As far as I know Sestante is a bottler of old. When you hear the name it usually together with a certain amount of reverence and awe. Not strange, if you look at the average scores on WhiskyBase.com or the prices indexed at Whisky Wardrobe. High scoring, high priced bottled from before I was of legal drinking age.

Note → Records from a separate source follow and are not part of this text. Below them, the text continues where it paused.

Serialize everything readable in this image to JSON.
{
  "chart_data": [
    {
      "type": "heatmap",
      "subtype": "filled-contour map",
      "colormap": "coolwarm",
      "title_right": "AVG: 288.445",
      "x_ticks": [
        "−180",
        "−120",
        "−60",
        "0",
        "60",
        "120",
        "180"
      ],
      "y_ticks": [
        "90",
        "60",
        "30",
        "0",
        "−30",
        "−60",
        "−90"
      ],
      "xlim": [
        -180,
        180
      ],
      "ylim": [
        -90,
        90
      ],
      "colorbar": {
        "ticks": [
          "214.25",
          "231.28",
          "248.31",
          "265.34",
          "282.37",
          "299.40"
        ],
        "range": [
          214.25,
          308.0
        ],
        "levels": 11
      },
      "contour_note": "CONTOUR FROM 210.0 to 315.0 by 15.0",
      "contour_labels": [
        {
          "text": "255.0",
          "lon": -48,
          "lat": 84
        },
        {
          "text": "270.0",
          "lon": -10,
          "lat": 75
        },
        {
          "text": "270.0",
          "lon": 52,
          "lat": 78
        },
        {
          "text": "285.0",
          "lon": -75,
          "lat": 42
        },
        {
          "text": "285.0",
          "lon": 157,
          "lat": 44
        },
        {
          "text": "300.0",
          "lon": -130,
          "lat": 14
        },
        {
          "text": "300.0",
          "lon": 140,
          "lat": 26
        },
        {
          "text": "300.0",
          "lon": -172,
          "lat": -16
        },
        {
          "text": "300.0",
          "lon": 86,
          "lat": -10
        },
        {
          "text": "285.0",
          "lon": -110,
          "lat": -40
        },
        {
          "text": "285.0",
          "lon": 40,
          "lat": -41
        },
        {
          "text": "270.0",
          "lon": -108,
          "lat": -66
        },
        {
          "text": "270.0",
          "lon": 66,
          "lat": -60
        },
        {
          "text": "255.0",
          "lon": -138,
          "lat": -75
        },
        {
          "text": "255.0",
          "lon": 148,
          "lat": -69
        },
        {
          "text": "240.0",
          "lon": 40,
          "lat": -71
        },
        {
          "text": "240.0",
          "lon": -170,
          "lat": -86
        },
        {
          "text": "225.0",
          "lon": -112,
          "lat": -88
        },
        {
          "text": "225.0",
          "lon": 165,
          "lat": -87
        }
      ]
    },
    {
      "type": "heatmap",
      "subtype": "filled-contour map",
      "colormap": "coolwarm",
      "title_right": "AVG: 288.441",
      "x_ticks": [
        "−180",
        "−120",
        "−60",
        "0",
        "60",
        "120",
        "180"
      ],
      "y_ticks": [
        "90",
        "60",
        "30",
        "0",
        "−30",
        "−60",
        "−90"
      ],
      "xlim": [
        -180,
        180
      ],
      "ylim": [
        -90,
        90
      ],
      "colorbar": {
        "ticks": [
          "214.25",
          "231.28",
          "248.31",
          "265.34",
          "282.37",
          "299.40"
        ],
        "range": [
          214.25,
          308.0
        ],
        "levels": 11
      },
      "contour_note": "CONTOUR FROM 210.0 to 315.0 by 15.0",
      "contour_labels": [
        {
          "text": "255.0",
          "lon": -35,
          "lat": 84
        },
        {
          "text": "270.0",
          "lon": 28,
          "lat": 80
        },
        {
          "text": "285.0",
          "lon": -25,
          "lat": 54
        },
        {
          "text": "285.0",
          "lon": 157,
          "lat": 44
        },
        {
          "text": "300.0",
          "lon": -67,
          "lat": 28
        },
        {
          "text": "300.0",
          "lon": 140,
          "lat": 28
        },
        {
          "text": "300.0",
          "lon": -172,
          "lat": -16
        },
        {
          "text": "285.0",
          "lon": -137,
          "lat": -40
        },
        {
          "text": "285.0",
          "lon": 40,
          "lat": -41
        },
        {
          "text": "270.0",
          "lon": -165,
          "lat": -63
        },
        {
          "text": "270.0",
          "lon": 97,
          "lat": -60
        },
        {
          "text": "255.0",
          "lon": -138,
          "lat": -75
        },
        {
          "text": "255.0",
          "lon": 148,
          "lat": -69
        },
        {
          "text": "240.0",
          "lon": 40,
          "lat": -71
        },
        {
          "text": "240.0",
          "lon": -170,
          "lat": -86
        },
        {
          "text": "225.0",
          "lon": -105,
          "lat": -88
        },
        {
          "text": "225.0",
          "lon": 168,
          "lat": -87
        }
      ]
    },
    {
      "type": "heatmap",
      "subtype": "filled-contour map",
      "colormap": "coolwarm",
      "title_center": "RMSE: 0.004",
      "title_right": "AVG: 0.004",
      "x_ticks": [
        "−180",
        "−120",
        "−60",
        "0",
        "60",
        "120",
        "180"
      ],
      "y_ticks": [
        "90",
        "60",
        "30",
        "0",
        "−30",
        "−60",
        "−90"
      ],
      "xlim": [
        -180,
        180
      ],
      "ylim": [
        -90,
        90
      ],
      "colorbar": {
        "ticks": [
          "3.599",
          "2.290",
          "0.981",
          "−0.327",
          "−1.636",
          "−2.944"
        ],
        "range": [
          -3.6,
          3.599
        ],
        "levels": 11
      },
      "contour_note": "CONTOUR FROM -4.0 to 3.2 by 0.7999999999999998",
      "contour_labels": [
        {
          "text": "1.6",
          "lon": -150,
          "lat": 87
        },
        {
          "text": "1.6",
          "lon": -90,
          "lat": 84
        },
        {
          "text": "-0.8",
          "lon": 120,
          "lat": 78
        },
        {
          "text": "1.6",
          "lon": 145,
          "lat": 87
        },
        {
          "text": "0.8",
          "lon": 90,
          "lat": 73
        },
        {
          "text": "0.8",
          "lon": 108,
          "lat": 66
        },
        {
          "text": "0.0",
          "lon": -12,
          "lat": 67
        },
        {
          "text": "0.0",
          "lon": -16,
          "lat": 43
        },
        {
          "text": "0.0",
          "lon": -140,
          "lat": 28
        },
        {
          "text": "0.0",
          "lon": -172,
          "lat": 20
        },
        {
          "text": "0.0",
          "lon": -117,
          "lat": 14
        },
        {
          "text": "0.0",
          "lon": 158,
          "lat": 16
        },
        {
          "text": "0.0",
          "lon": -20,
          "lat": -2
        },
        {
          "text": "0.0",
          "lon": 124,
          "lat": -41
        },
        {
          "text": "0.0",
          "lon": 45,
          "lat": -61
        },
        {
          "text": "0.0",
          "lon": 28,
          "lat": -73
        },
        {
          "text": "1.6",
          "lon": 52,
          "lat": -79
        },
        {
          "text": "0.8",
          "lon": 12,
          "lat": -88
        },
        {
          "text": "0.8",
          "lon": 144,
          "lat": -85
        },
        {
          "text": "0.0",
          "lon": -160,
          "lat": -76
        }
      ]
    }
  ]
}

Dalwhinnie is one of Diageo’s malts that you don’t come across all that much. There is a regular bottling and a Distiller’s Edition every now and then, but I can’t remember trying an indie version from the Highland distillery.
Sniff:
Lots of cereal and barley, with even more sweet fruits mixed in. Tropical and juicy with peach, pineapple and rock melon. European oak, pepper and some wood spices too. Ginger and tree bark.
Sip:
A little bit thin, but again with the load of sweet tropical fruits. Mostly the peach and pineapple again. An old style nonetheless with full sherry and it does remind me of old (Golden Promise era) Macallan and Karuizawa. Quite some wood influence, but not in a bad way.
Swallow:
The finish is the let down here. Very short and a bit too gentle I think. Fruity with orange and peach.
I think this bottle should have been bottled at a higher ABV, or drunk earlier. It might be because of the ancientness of the bottle that it went down in impact and power a bit, or just that it is filtered, and watered down decades ago. But honestly, that’s the only thing I can think of and the flavours and smells are very good, you just have to work a bit harder to get them all. A bit of work never hurt anybody, right?
Dalwhinnie 16, Sestante, 43%, approximatly € 250 now.